Emprunter en France avec un salaire en francs suisses, c'est possible ?
Votre salaire suisse est un atout pour acheter en France. Mais les banques le regardent avec une loupe bien particulière — voici leurs règles, et le vrai sujet dont personne ne vous parle.
Vie pratique6 min de lecturemis à jour juillet 2026
L'essentiel en 30 secondes
- Oui, un frontalier emprunte très bien en France : revenus élevés et souvent une belle épargne, c'est un profil recherché par les banques.
- Mais votre salaire en CHF subit une décote (souvent 10 à 20 % selon la banque) pour couvrir le risque de change : votre capacité d'emprunt est calculée sur ce montant prudent, pas sur votre net réel.
- Les règles françaises valent pour tous : 35 % de taux d'effort maximum (assurance comprise) et 25 ans de durée maximum (règle du HCSF).
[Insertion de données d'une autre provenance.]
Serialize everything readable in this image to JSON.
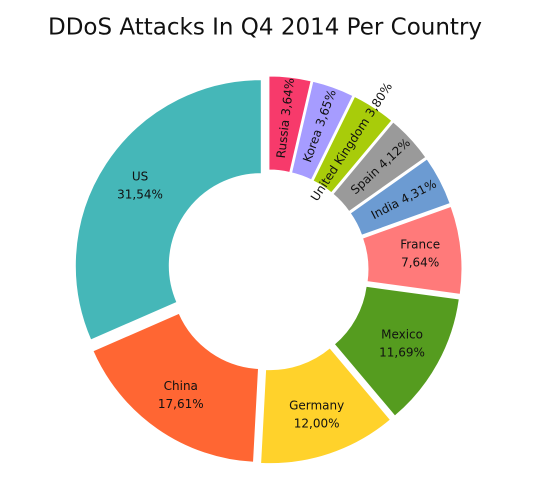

- Le vrai arbitrage : prêt en euros (simple, mais vous portez le risque de change) ou prêt en francs suisses (couverture naturelle, mais à réserver aux situations bien comprises). Un apport de 15 à 20 % fait souvent la différence.
Un frontalier, ça rassure une banque
Salaire souvent supérieur à la moyenne française, épargne, apport : sur le papier, le frontalier est un excellent client. Un bémol que peu de courtiers soulignent : l'emploi suisse se rompt bien plus facilement qu'un CDI français — préavis courts, et licenciement possible sans avoir à justifier d'un motif. Les banques le savent, d'où le poids de l'ancienneté (période d'essai passée, idéalement quelques années) et d'un bon apport. La vraie question n'est donc pas « vais-je pouvoir emprunter ? » mais « sur quel montant la banque va-t-elle raisonner ? ».
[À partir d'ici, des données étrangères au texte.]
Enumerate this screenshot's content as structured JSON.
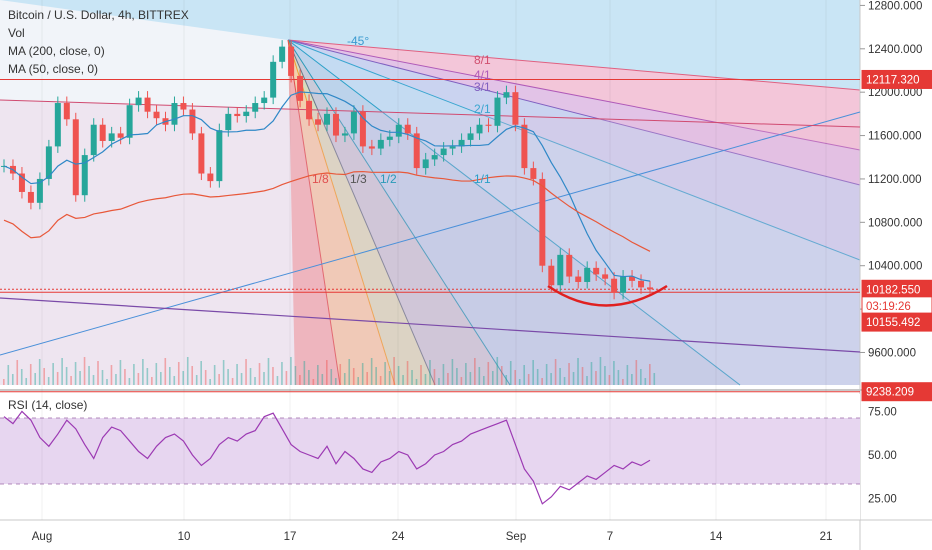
{
  "legend": {
    "title": "Bitcoin / U.S. Dollar, 4h, BITTREX",
    "vol": "Vol",
    "ma200": "MA (200, close, 0)",
    "ma50": "MA (50, close, 0)"
  },
  "rsi_label": "RSI (14, close)",
  "colors": {
    "red_line": "#e53935",
    "ma200": "#e8583a",
    "ma50": "#2f88c7",
    "rsi_line": "#9c3ab3",
    "candle_up": "#26a69a",
    "candle_down": "#ef5350"
  },
  "chart_data": [
    {
      "type": "candlestick",
      "title": "Bitcoin / U.S. Dollar, 4h, BITTREX",
      "y_ticks": [
        "12800.000",
        "12400.000",
        "12000.000",
        "11600.000",
        "11200.000",
        "10800.000",
        "10400.000",
        "10000.000",
        "9600.000"
      ],
      "ylim": [
        9300,
        12850
      ],
      "x_ticks": [
        "Aug",
        "10",
        "17",
        "24",
        "Sep",
        "7",
        "14",
        "21"
      ],
      "price_tags": [
        {
          "label": "12117.320",
          "value": 12117.32,
          "color": "#e53935"
        },
        {
          "label": "10182.550",
          "value": 10182.55,
          "color": "#e53935"
        },
        {
          "label": "03:19:26",
          "value": 10030,
          "color": "#e53935"
        },
        {
          "label": "10155.492",
          "value": 9880,
          "color": "#e53935"
        },
        {
          "label": "9238.209",
          "value": 9238.21,
          "color": "#e53935"
        }
      ],
      "horizontal_lines": [
        12117.32,
        10182.55,
        10155.49,
        9238.21
      ],
      "series_close": [
        11320,
        11250,
        11080,
        10980,
        11200,
        11500,
        11900,
        11750,
        11050,
        11420,
        11700,
        11550,
        11620,
        11580,
        11880,
        11950,
        11820,
        11760,
        11700,
        11900,
        11840,
        11620,
        11250,
        11180,
        11650,
        11800,
        11780,
        11820,
        11900,
        11950,
        12280,
        12420,
        12150,
        11920,
        11750,
        11700,
        11800,
        11600,
        11620,
        11820,
        11500,
        11480,
        11560,
        11590,
        11700,
        11620,
        11300,
        11380,
        11420,
        11480,
        11500,
        11560,
        11620,
        11700,
        11690,
        11950,
        12000,
        11700,
        11300,
        11200,
        10400,
        10220,
        10500,
        10300,
        10250,
        10380,
        10320,
        10280,
        10150,
        10300,
        10260,
        10200,
        10182
      ],
      "fan_labels": [
        "-45°",
        "8/1",
        "4/1",
        "3/1",
        "2/1",
        "1/1",
        "1/2",
        "1/3",
        "1/8"
      ]
    },
    {
      "type": "line",
      "title": "RSI (14, close)",
      "y_ticks": [
        "75.00",
        "50.00",
        "25.00"
      ],
      "ylim": [
        15,
        85
      ],
      "band": [
        30,
        70
      ],
      "values": [
        72,
        68,
        75,
        70,
        60,
        55,
        62,
        70,
        65,
        56,
        48,
        60,
        66,
        64,
        58,
        52,
        48,
        55,
        60,
        62,
        58,
        50,
        44,
        48,
        56,
        60,
        58,
        62,
        64,
        72,
        74,
        65,
        56,
        52,
        50,
        48,
        55,
        45,
        52,
        48,
        42,
        40,
        46,
        48,
        52,
        50,
        42,
        45,
        50,
        52,
        56,
        58,
        62,
        64,
        66,
        68,
        70,
        56,
        42,
        35,
        22,
        26,
        32,
        30,
        34,
        38,
        36,
        40,
        44,
        42,
        46,
        44,
        47
      ]
    }
  ]
}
La décote : pourquoi la banque ne compte pas tout votre salaire
Vous gagnez en francs suisses ; vous rembourserez en euros. Si le franc baisse face à l'euro, votre capacité de remboursement baisse mécaniquement. Pour se protéger, la banque applique une décote sur votre salaire net suisse avant de calculer votre capacité — en général de l'ordre de 10 à 20 %, variable selon l'établissement et le change du moment. Concrètement, un net de 6 000 CHF peut n'être retenu que pour l'équivalent d'environ 5 000 CHF.
Les règles françaises, les mêmes pour tout le monde
35 %
taux d'effort maximum, assurance comprise (HCSF)
25 ans
durée maximum (27 ans dans le neuf ou gros travaux)
10–20 %
décote habituelle sur le salaire en CHF
15–20 %
apport personnel souvent attendu
Depuis 2022, le Haut Conseil de stabilité financière (HCSF) impose deux limites contraignantes à toutes les banques : un taux d'effort — mensualités assurance comprise, rapportées à vos revenus — plafonné à 35 %, et une durée de crédit de 25 ans maximum (27 ans dans le neuf ou en cas de gros travaux). Les banques gardent une petite marge pour déroger, mais l'essentiel des dossiers reste dans ces clous. S'ajoute, pour le frontalier, l'apport : souvent 15 à 20 % du projet (frais de notaire inclus), qui rassure d'autant plus face au risque de change.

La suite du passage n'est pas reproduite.